Thursday, April 01, 2010

Natural Pottery Mints

NatPoMo snuck up on me this year, and it's just as well. I had no time to cajole myself into promising that I'll make time to write a poem a day and two sestinas on Sundays. No time to cultivate the urge to reorganize the manic mess that is my bookcase and lie about how I'll reread a book therefrom every 30 minutes until May. No time to shop for discount hardback notebooks in a new color scheme to celebrate the start of new projects that will run out of gas 4 pages hence in the middle of June.
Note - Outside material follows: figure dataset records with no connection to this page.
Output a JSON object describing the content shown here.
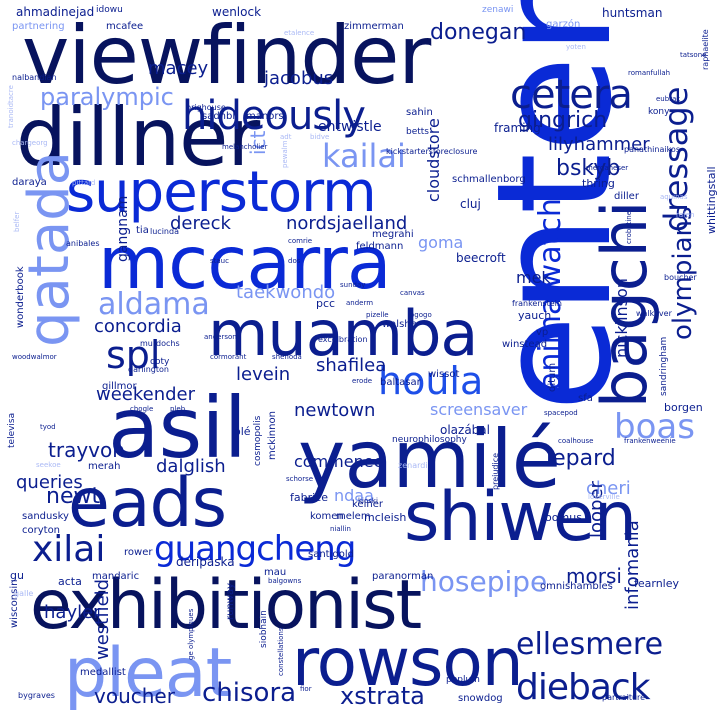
{
  "words": {
    "enten": "enten",
    "viewfinder": "viewfinder",
    "dillner": "dillner",
    "superstorm": "superstorm",
    "mccarra": "mccarra",
    "muamba": "muamba",
    "asil": "asil",
    "yamile": "yamilé",
    "eads": "eads",
    "shiwen": "shiwen",
    "exhibitionist": "exhibitionist",
    "rowson": "rowson",
    "pleat": "pleat",
    "qatada": "qatada",
    "bagchi": "bagchi",
    "hideously": "hideously",
    "cetera": "cetera",
    "dressage": "dressage",
    "olympians": "olympians",
    "animalwatch": "animalwatch",
    "houla": "houla",
    "boas": "boas",
    "guangcheng": "guangcheng",
    "xilai": "xilai",
    "dieback": "dieback",
    "ellesmere": "ellesmere",
    "chisora": "chisora",
    "voucher": "voucher",
    "xstrata": "xstrata",
    "hosepipe": "hosepipe",
    "spl": "spl",
    "aldama": "aldama",
    "kailai": "kailai",
    "paralympic": "paralympic",
    "donegan": "donegan",
    "gingrich": "gingrich",
    "lilyhammer": "lilyhammer",
    "bskyb": "bskyb",
    "macey": "macey",
    "jacobus": "jacobus",
    "nordsjaelland": "nordsjaelland",
    "dereck": "dereck",
    "goma": "goma",
    "taekwondo": "taekwondo",
    "concordia": "concordia",
    "levein": "levein",
    "shafilea": "shafilea",
    "weekender": "weekender",
    "newtown": "newtown",
    "trayvon": "trayvon",
    "dalglish": "dalglish",
    "commonee": "commenee",
    "lepard": "lepard",
    "screensaver": "screensaver",
    "cheri": "cheri",
    "looper": "looper",
    "newt": "newt",
    "queries": "queries",
    "ndaa": "ndaa",
    "morsi": "morsi",
    "infomania": "infomania",
    "hayler": "hayler",
    "westfield": "westfield",
    "cloudstore": "cloudstore",
    "nicklinson": "nicklinson",
    "mek": "mek",
    "entwistle": "entwistle",
    "ict": "ict",
    "gangnam": "gangnam",
    "huntsman": "huntsman",
    "framing": "framing",
    "ahmadinejad": "ahmadinejad",
    "idowu": "idowu",
    "wenlock": "wenlock",
    "mcafee": "mcafee",
    "zimmerman": "zimmerman",
    "garzon": "garzón",
    "zenawi": "zenawi",
    "partnering": "partnering",
    "sahin": "sahin",
    "betts": "betts",
    "sadhbh": "sadhbh",
    "manors": "manors",
    "brighouse": "brighouse",
    "schmallenborg": "schmallenborg",
    "cluj": "cluj",
    "beecroft": "beecroft",
    "feldmann": "feldmann",
    "megrahi": "megrahi",
    "thring": "thring",
    "diller": "diller",
    "kony": "kony",
    "whittingstall": "whittingstall",
    "daraya": "daraya",
    "tia": "tia",
    "vp": "vp",
    "yauch": "yauch",
    "walshe": "walshe",
    "winstead": "winstead",
    "ditum": "ditum",
    "sandringham": "sandringham",
    "sfa": "sfa",
    "borgen": "borgen",
    "wissot": "wissot",
    "baltasar": "baltasar",
    "olazabal": "olazábal",
    "kelner": "kelner",
    "fabrice": "fabrice",
    "mcleish": "mcleish",
    "melem": "melem",
    "komen": "komen",
    "rower": "rower",
    "loomus": "loomus",
    "pcc": "pcc",
    "merah": "merah",
    "gillmor": "gillmor",
    "coty": "coty",
    "sandusky": "sandusky",
    "coryton": "coryton",
    "deripaska": "deripaska",
    "mandaric": "mandaric",
    "mau": "mau",
    "santigold": "santigold",
    "acta": "acta",
    "gu": "gu",
    "fearnley": "fearnley",
    "omnishambles": "omnishambles",
    "paranorman": "paranorman",
    "medallist": "medallist",
    "runway": "runway",
    "snowdog": "snowdog",
    "wisconsin": "wisconsin",
    "televisa": "televisa",
    "wonderbook": "wonderbook",
    "bygraves": "bygraves",
    "partraiture": "partraiture",
    "peplum": "peplum",
    "nicholas": "siobhain",
    "cosmopolis": "cosmopolis",
    "mckinnon": "mckinnon",
    "neurophilosophy": "neurophilosophy",
    "olé": "olé",
    "kickstarter": "kickstartersforeclosure",
    "panathinaikos": "panathinaikos",
    "murdochs": "murdochs",
    "darlington": "darlington",
    "sgabc": "boucher",
    "walkover": "walkover",
    "frankenstein": "frankenstein",
    "zenardi": "zenardi",
    "anibales": "anibales",
    "lucinda": "lucinda",
    "tiny1": "etalence",
    "tiny2": "bidve",
    "tiny3": "adt",
    "tiny4": "yoten",
    "tiny5": "merganeser",
    "tiny6": "raphaelite",
    "tiny7": "galle",
    "tiny8": "pizelle",
    "tiny9": "ogogo",
    "tiny10": "excelbration",
    "tiny11": "belfer",
    "tiny12": "woodwalmor",
    "tiny13": "chogle",
    "tiny14": "pleb",
    "tiny15": "cormorant",
    "tiny16": "shenoda",
    "tiny17": "erode",
    "tiny18": "spacepod",
    "tiny19": "coalhouse",
    "tiny20": "frankenweenie",
    "tiny21": "loverville",
    "tiny22": "tyod",
    "tiny23": "seekoe",
    "tiny24": "schorse",
    "tiny25": "kioski",
    "tiny26": "niallin",
    "tiny27": "constellations",
    "tiny28": "fior",
    "tiny29": "balgowns",
    "tiny30": "ge olympiques",
    "tiny31": "aquinas",
    "tiny32": "rafen",
    "tiny33": "crobotine",
    "tiny34": "comrie",
    "tiny35": "romanfullah",
    "tiny36": "eubrac",
    "tiny37": "tatsone",
    "tiny38": "nalbandian",
    "tiny39": "pittard",
    "tiny40": "melancholier",
    "tiny41": "pewalm",
    "tiny42": "chargeorg",
    "tiny43": "anderson",
    "tiny44": "tranoidtacre",
    "tiny45": "dos",
    "tiny46": "prejudice",
    "tiny47": "stauc",
    "tiny48": "sunday",
    "tiny49": "anderm",
    "tiny50": "canvas"
  }
}
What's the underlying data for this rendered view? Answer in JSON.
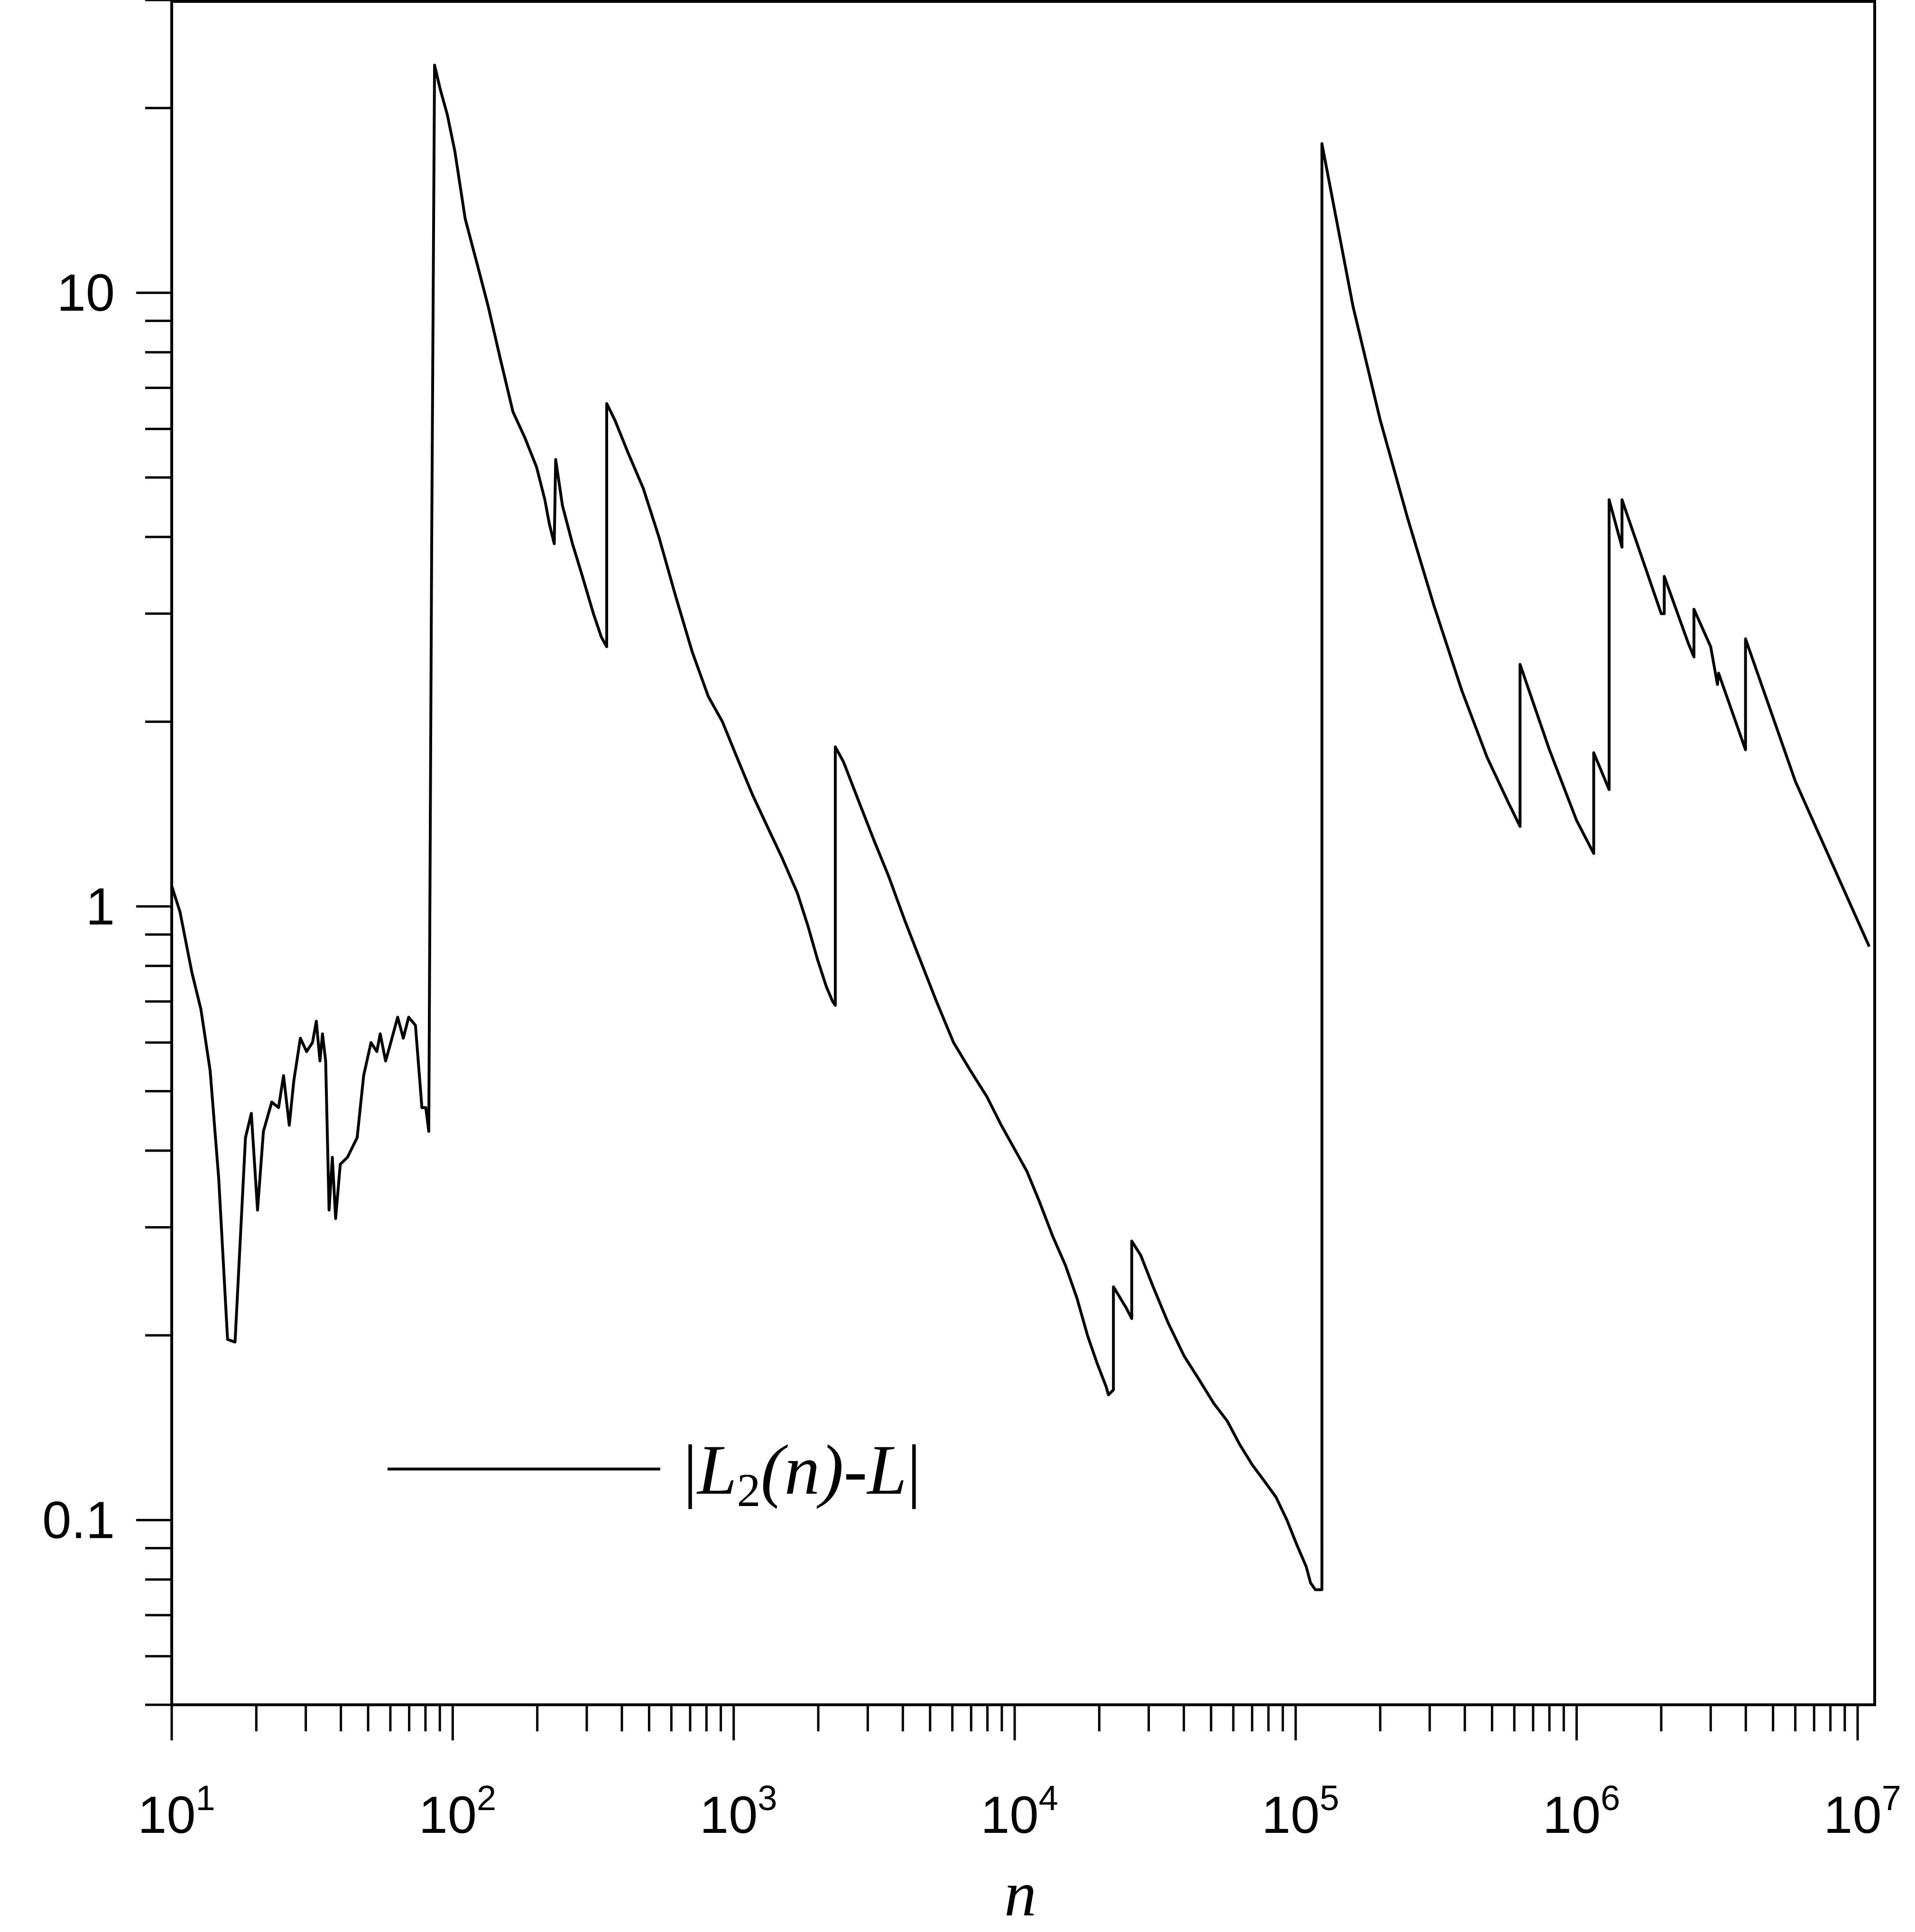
{
  "chart_data": {
    "type": "line",
    "title": "",
    "xlabel": "n",
    "ylabel": "",
    "x_scale": "log",
    "y_scale": "log",
    "xlim": [
      10,
      11500000
    ],
    "ylim": [
      0.05,
      30
    ],
    "x_major_ticks": [
      {
        "value": 10,
        "base": "10",
        "exp": "1"
      },
      {
        "value": 100,
        "base": "10",
        "exp": "2"
      },
      {
        "value": 1000,
        "base": "10",
        "exp": "3"
      },
      {
        "value": 10000,
        "base": "10",
        "exp": "4"
      },
      {
        "value": 100000,
        "base": "10",
        "exp": "5"
      },
      {
        "value": 1000000,
        "base": "10",
        "exp": "6"
      },
      {
        "value": 10000000,
        "base": "10",
        "exp": "7"
      }
    ],
    "y_major_ticks": [
      {
        "value": 0.1,
        "label": "0.1"
      },
      {
        "value": 1,
        "label": "1"
      },
      {
        "value": 10,
        "label": "10"
      }
    ],
    "grid": false,
    "legend": {
      "position": "bottom-left",
      "entries": [
        {
          "bar_open": "|",
          "var": "L",
          "sub": "2",
          "mid": "(n)-",
          "var2": "L",
          "bar_close": "|"
        }
      ]
    },
    "series": [
      {
        "name": "|L2(n)-L|",
        "points": [
          [
            10,
            1.08
          ],
          [
            10.7,
            0.98
          ],
          [
            11.8,
            0.78
          ],
          [
            12.7,
            0.68
          ],
          [
            13.7,
            0.54
          ],
          [
            14.7,
            0.36
          ],
          [
            15.8,
            0.197
          ],
          [
            16.8,
            0.195
          ],
          [
            18.3,
            0.42
          ],
          [
            19.2,
            0.46
          ],
          [
            20.2,
            0.32
          ],
          [
            21.2,
            0.43
          ],
          [
            22.7,
            0.48
          ],
          [
            24.0,
            0.47
          ],
          [
            25.0,
            0.53
          ],
          [
            26.2,
            0.44
          ],
          [
            27.2,
            0.52
          ],
          [
            28.7,
            0.61
          ],
          [
            30.2,
            0.58
          ],
          [
            31.7,
            0.6
          ],
          [
            32.7,
            0.65
          ],
          [
            33.7,
            0.56
          ],
          [
            34.4,
            0.62
          ],
          [
            35.3,
            0.56
          ],
          [
            36.3,
            0.32
          ],
          [
            37.3,
            0.39
          ],
          [
            38.3,
            0.31
          ],
          [
            39.8,
            0.38
          ],
          [
            42.2,
            0.39
          ],
          [
            45.7,
            0.42
          ],
          [
            48.2,
            0.53
          ],
          [
            51.2,
            0.6
          ],
          [
            53.7,
            0.58
          ],
          [
            55.2,
            0.62
          ],
          [
            57.7,
            0.56
          ],
          [
            60.2,
            0.6
          ],
          [
            63.7,
            0.66
          ],
          [
            66.7,
            0.61
          ],
          [
            69.7,
            0.66
          ],
          [
            73.7,
            0.64
          ],
          [
            77.7,
            0.47
          ],
          [
            80.2,
            0.47
          ],
          [
            82.2,
            0.43
          ],
          [
            84.2,
            4.0
          ],
          [
            86.2,
            23.5
          ],
          [
            90.2,
            21.5
          ],
          [
            95.7,
            19.5
          ],
          [
            101.8,
            17.0
          ],
          [
            110.8,
            13.2
          ],
          [
            121.8,
            11.2
          ],
          [
            133.8,
            9.5
          ],
          [
            147.8,
            7.8
          ],
          [
            163.8,
            6.4
          ],
          [
            180.8,
            5.8
          ],
          [
            198.8,
            5.2
          ],
          [
            212.8,
            4.6
          ],
          [
            220.8,
            4.2
          ],
          [
            229.8,
            3.9
          ],
          [
            232.5,
            5.35
          ],
          [
            245.8,
            4.5
          ],
          [
            266.8,
            3.9
          ],
          [
            286.8,
            3.5
          ],
          [
            316.8,
            3.0
          ],
          [
            337.8,
            2.75
          ],
          [
            353.3,
            2.65
          ],
          [
            353.3,
            6.6
          ],
          [
            377.8,
            6.2
          ],
          [
            419.8,
            5.5
          ],
          [
            476.8,
            4.8
          ],
          [
            541.8,
            4.0
          ],
          [
            621.8,
            3.2
          ],
          [
            711.8,
            2.6
          ],
          [
            811.8,
            2.2
          ],
          [
            911.8,
            2.0
          ],
          [
            1026.8,
            1.75
          ],
          [
            1166.8,
            1.52
          ],
          [
            1316.8,
            1.35
          ],
          [
            1486.8,
            1.2
          ],
          [
            1686.8,
            1.05
          ],
          [
            1836.8,
            0.93
          ],
          [
            1986.8,
            0.82
          ],
          [
            2136.8,
            0.74
          ],
          [
            2250,
            0.7
          ],
          [
            2300,
            0.69
          ],
          [
            2300,
            1.82
          ],
          [
            2460,
            1.72
          ],
          [
            2760,
            1.5
          ],
          [
            3160,
            1.28
          ],
          [
            3560,
            1.12
          ],
          [
            4060,
            0.95
          ],
          [
            4600,
            0.82
          ],
          [
            5270,
            0.7
          ],
          [
            6060,
            0.6
          ],
          [
            6960,
            0.54
          ],
          [
            7960,
            0.49
          ],
          [
            8960,
            0.44
          ],
          [
            10060,
            0.4
          ],
          [
            11060,
            0.37
          ],
          [
            12260,
            0.33
          ],
          [
            13660,
            0.29
          ],
          [
            15160,
            0.26
          ],
          [
            16660,
            0.23
          ],
          [
            18160,
            0.2
          ],
          [
            19660,
            0.18
          ],
          [
            21160,
            0.165
          ],
          [
            21560,
            0.16
          ],
          [
            22460,
            0.163
          ],
          [
            22460,
            0.24
          ],
          [
            24900,
            0.222
          ],
          [
            26100,
            0.213
          ],
          [
            26100,
            0.285
          ],
          [
            28100,
            0.27
          ],
          [
            31100,
            0.24
          ],
          [
            35100,
            0.21
          ],
          [
            40100,
            0.185
          ],
          [
            45100,
            0.17
          ],
          [
            51100,
            0.155
          ],
          [
            57100,
            0.145
          ],
          [
            63100,
            0.133
          ],
          [
            70100,
            0.123
          ],
          [
            77100,
            0.116
          ],
          [
            85100,
            0.109
          ],
          [
            93100,
            0.1
          ],
          [
            101100,
            0.091
          ],
          [
            109000,
            0.084
          ],
          [
            113000,
            0.079
          ],
          [
            117500,
            0.077
          ],
          [
            124000,
            0.077
          ],
          [
            124000,
            17.5
          ],
          [
            160000,
            9.5
          ],
          [
            200000,
            6.2
          ],
          [
            250000,
            4.3
          ],
          [
            310000,
            3.1
          ],
          [
            390000,
            2.25
          ],
          [
            480000,
            1.75
          ],
          [
            570000,
            1.48
          ],
          [
            629000,
            1.35
          ],
          [
            629000,
            2.48
          ],
          [
            800000,
            1.8
          ],
          [
            1000000,
            1.38
          ],
          [
            1150000,
            1.22
          ],
          [
            1150000,
            1.78
          ],
          [
            1305000,
            1.55
          ],
          [
            1305000,
            4.6
          ],
          [
            1450000,
            3.85
          ],
          [
            1450000,
            4.6
          ],
          [
            2000000,
            3.0
          ],
          [
            2050000,
            3.0
          ],
          [
            2050000,
            3.45
          ],
          [
            2500000,
            2.68
          ],
          [
            2615000,
            2.55
          ],
          [
            2615000,
            3.05
          ],
          [
            3000000,
            2.65
          ],
          [
            3170000,
            2.3
          ],
          [
            3200000,
            2.4
          ],
          [
            3990000,
            1.8
          ],
          [
            3990000,
            2.73
          ],
          [
            6000000,
            1.6
          ],
          [
            11000000,
            0.86
          ]
        ]
      }
    ]
  }
}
I've been working some of the tips from Marty and Joshua Seldman's sneakily impactful Executive Stamina into my routine; one of the really useful tips in that book is the practice of "minimums", setting simple and small goals for yourself in an effort to get you to change habits and gain momentum in areas in which you're eager to improve. It's been working for me in other areas, so for NatPoMo this year, I'm going to apply some minimums to my writing habit. Here is my minimum for this April:

I will put away one book a day. This will require me to put my hands on one book of poems. Just one. And if I flip through it for a minute, maybe something will catch my attention. Maybe I'll go write it down and play with a response, or email it to someone, or mention it here, call a writer friend to chat about it. But if I don't, that's OK. I will put one book a day away. I commit that to myself.

Now, if you are more into the immerse and overwhelm strategy, you can go for NaPoWriMo, or Robert Lee Brewer's Poem-a-Day challenge, you can sign up for the year-round The Writer's Almanac and Your Daily Poem (which you should already be signed up for anyway) and the seasonal daily list, or the weekly Poetry Daily list (to get its poets-selecting-poems emails; always a treat!).

But me? I'm just going to put one book away. One book like Coleman Barks' Tentmaking. The book with the poem "Seagull at the Newark Airport" in it:

Going low less than a foot off the asphalt, then up over
a tanker and around
the freestanding staircase, a poem with its

two black beads watches how government manages to fly.

What book will I pick up tomorrow?

1 comment:

Jayne Jaudon Ferrer said...

Manageable goals are SO much more sensible than lofty ones--though not nearly as appealing! I like your idea of aiming for the small and doable instead of the lofty and unlikely!